Максим Хорсун - Ржавые земли. Страница 55

В глазах потемнело. Рудин врезался всем телом во что-то холодное и мокрое. В нос ударил запах болотной грязи и гнили. Послышались громкие шлепки: будто кто-то изо всех сил бил по воде палкой. А потом обрушилось действительно что-то тяжелое. Земля содрогнулась, испуганные вороны негодующе закаркали. Захлопали крылья, затрещали ветви…

Рудин судорожно вскочил на ноги. Втянул в себя воздух, попытался закричать, но зашелся кашлем. Сделал шаг и снова упал – на этот раз, на бок, угодив головой на травянистую кочку.

Подтянул к животу колени, замер. Он ничего не видел, он очутился в кромешной, неестественно… сырой тьме. Он понимал лишь одно: всё произошло по воле хозяина, а значит, не следует ждать чего-то хорошего.

По правую руку раздался крик. Впереди кто-то заперхал и засипел. Кто-то побежал через грязь, исступленно шлепая ногами. Кого-то вырвало, а кто-то захохотал – жутко, безумно. Громыхнул выстрел, вспышка на долю секунды осветила место действия. Рудин разглядел кривые и чахлые сосенки, спутанные ветви валежника и стебли сухой травы.

В ответ на выстрел вдали забрехали собаки.

Бледный свет лег на редколесье, заиграл на растревоженной поверхности болотца. Рудин поднял глаза и увидел над собой черные тучи и луну, сияющую сквозь глазницу разрыва. Он потянулся вверх, привстал. И начал выть, до боли в шее задрав подбородок. Как недочеловек, как троглодит – испуганный и обескураженный; предчувствующий приближение старухи с косой.

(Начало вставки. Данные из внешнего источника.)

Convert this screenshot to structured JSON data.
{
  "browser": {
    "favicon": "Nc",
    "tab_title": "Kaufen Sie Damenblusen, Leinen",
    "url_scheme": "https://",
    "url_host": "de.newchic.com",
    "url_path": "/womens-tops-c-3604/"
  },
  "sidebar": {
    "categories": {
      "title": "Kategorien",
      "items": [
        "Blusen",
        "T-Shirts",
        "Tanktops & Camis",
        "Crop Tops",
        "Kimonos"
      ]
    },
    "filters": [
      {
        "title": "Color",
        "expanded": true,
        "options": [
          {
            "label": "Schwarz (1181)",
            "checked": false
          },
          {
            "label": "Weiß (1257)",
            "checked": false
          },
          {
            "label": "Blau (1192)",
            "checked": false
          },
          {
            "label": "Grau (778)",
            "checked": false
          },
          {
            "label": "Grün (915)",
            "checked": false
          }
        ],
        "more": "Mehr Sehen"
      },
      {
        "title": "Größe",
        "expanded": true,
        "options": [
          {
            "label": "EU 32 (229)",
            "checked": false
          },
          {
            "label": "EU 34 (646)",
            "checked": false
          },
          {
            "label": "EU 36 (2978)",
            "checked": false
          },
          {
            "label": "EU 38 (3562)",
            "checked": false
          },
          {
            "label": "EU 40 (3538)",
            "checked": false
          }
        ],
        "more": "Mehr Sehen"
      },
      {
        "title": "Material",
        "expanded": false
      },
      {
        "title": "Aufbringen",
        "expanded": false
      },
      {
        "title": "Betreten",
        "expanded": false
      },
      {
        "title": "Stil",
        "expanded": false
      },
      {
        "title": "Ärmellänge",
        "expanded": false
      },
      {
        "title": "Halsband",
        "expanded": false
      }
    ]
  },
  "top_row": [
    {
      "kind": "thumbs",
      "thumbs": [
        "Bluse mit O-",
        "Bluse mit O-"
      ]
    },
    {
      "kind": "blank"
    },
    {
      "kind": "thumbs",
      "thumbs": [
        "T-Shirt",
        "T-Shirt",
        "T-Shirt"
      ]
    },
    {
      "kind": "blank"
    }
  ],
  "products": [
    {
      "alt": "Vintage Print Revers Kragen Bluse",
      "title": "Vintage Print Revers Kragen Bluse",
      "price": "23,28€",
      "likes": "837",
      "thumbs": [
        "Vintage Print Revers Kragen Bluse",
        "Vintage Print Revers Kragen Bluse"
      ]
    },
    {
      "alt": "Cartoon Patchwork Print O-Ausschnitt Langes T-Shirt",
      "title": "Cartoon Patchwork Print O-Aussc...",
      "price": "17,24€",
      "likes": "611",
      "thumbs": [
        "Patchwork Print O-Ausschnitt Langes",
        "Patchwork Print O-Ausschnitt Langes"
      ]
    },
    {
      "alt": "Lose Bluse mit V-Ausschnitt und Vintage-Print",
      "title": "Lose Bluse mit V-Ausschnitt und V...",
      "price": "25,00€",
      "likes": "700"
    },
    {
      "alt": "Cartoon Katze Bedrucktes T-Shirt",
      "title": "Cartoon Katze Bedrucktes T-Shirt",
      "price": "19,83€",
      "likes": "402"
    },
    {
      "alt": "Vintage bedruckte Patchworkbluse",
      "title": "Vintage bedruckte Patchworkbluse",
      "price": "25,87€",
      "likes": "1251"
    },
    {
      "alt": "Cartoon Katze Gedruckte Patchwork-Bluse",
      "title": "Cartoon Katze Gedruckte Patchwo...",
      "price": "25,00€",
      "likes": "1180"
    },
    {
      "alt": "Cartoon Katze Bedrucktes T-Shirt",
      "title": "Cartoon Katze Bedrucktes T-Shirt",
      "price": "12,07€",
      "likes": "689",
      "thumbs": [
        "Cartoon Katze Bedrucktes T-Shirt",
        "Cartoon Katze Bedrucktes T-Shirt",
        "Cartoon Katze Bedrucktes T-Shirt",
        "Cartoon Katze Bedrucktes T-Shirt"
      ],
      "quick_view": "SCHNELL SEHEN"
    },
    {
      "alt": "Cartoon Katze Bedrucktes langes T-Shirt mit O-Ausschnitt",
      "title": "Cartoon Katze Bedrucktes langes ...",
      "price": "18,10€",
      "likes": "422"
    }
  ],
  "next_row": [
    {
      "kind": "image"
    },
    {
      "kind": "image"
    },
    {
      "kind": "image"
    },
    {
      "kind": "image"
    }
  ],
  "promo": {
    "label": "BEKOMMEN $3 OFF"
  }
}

Он почувствовал, что на него смотрят, и обернулся. Председатель матросского совета стоял на четвереньках, лицо его было испачкано жирной грязью. Целую минуту они глядели друг на друга и молчали. Затем Шведе бочком, как краб, двинулся в сторону. Уткнулся в травянистый скат берега, зачастил ногами да руками и, в конце концов, выкарабкался из болотца. Кинулся напролом через сосняк – без оглядки, тяжело топая облепленными грязью сапогами.

– Стой! – запоздало выкрикнул доктор. – Гад!!!

…прижал ладони к вискам, огляделся.

Тени и силуэты хаотично мечутся среди сосенок, из болотца торчат гнилые пни и черные ветви. Валяется в грязи похожая на Змея Горыныча машина из лаборатории; рядом с ней оседает ледяной пар. Отражают лунный свет панели из сверкающего металла хозяев, – уйма этаких марсианских железяк точно с неба свалилась и застряла среди сосновых лап.

Доктор зажмурился. Он увидел, будто воочию, воронку, что вскипела в глубине пещерного комплекса. Крошилась скала, а люди и лабораторное оборудование исчезали в черном, пульсирующем от избытка энергии центре.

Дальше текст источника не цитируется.